Updated the package and ran the poc test again.
$ python3 poc.py
Modified the poc.html file and presented it to a browser again. That shows a blank page.
Cannot say that I fully understand the point of this but it is probably a good result.
No point in proceeding any further with this without knowing what we are doing so passing this on the basis of a clean update and a possibly successful poc test.
Referring to comment 6, ran the poc tests for python2 and python3 and saw exactly the same results as reported before and after the updates.

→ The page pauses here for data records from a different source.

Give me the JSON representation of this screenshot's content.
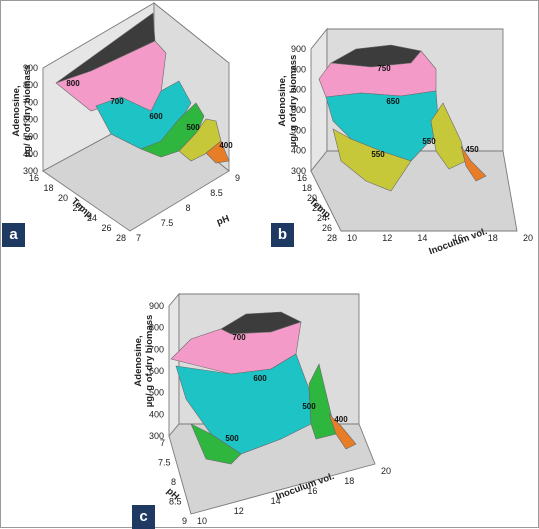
{
  "chart_data": [
    {
      "panel": "a",
      "type": "surface-3d",
      "zlabel": "Adenosine, µg/ g of dry biomass",
      "zticks": [
        300,
        400,
        500,
        600,
        700,
        800,
        900
      ],
      "xlabel": "Temp.",
      "xticks": [
        16,
        18,
        20,
        22,
        24,
        26,
        28
      ],
      "ylabel": "pH",
      "yticks": [
        7,
        7.5,
        8,
        8.5,
        9
      ],
      "contour_labels": [
        "800",
        "700",
        "600",
        "500",
        "400"
      ],
      "colors": {
        "900": "#3c3c3c",
        "800": "#f39ac8",
        "700": "#1ec3c6",
        "600": "#2fb63f",
        "500": "#c6c83a",
        "400": "#e87d28"
      }
    },
    {
      "panel": "b",
      "type": "surface-3d",
      "zlabel": "Adenosine, µg/ g of dry biomass",
      "zticks": [
        300,
        400,
        500,
        600,
        700,
        800,
        900
      ],
      "xlabel": "Temp.",
      "xticks": [
        16,
        18,
        20,
        22,
        24,
        26,
        28
      ],
      "ylabel": "Inoculum vol.",
      "yticks": [
        10,
        12,
        14,
        16,
        18,
        20
      ],
      "contour_labels": [
        "750",
        "650",
        "550",
        "550",
        "450"
      ],
      "colors": {
        "800": "#3c3c3c",
        "750": "#f39ac8",
        "650": "#1ec3c6",
        "550": "#c6c83a",
        "450": "#e87d28"
      }
    },
    {
      "panel": "c",
      "type": "surface-3d",
      "zlabel": "Adenosine, µg/ g of dry biomass",
      "zticks": [
        300,
        400,
        500,
        600,
        700,
        800,
        900
      ],
      "xlabel": "pH",
      "xticks": [
        7,
        7.5,
        8,
        8.5,
        9
      ],
      "ylabel": "Inoculum vol.",
      "yticks": [
        10,
        12,
        14,
        16,
        18,
        20
      ],
      "contour_labels": [
        "700",
        "600",
        "500",
        "500",
        "400"
      ],
      "colors": {
        "800": "#3c3c3c",
        "700": "#f39ac8",
        "600": "#1ec3c6",
        "500": "#2fb63f",
        "400": "#e87d28"
      }
    }
  ],
  "panels": [
    {
      "id": "a",
      "tag": "a"
    },
    {
      "id": "b",
      "tag": "b"
    },
    {
      "id": "c",
      "tag": "c"
    }
  ]
}
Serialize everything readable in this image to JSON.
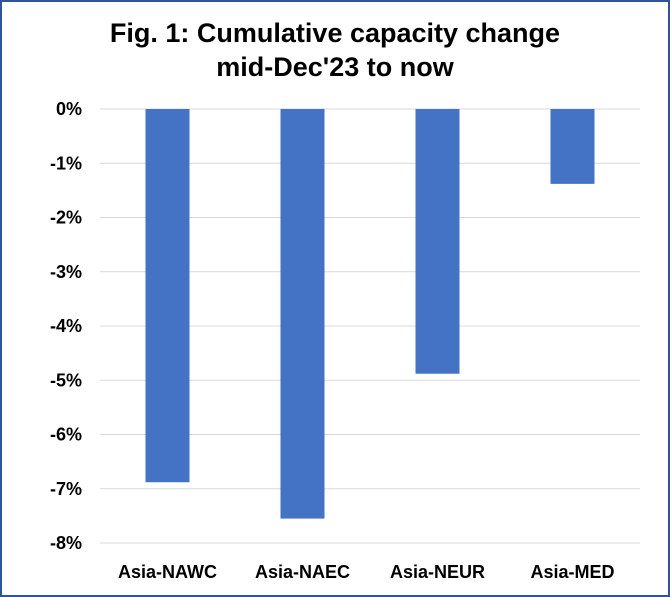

Giving this an OK on the same grounds as the mga8 test.
MGA7TOO MGA8-64-OK =>
MGA7TOO MGA7-64-OK MGA8-64-OK
Sometimes that's all we can do, Len. Validating.
Updated python-bleach packages fix a security vulnerability:
It was reported that python-bleach, a whitelist-based HTML-sanitizing library, is prone to a mutation XSS vulnerability in bleach.clean when "svg" or "math" are in the allowed tags, 'p' or "br" are in allowed tags, "style", "title", "noscript", "script", "textarea", "noframes", "iframe", or "xmp" are in allowed tags and 'strip_comments=False' is set (CVE-2021-23980).
Updated packages in 7/core/updates_testing:
Updated packages in 8/core/updates_testing:
An update for this issue has been pushed to the Mageia Updates repository.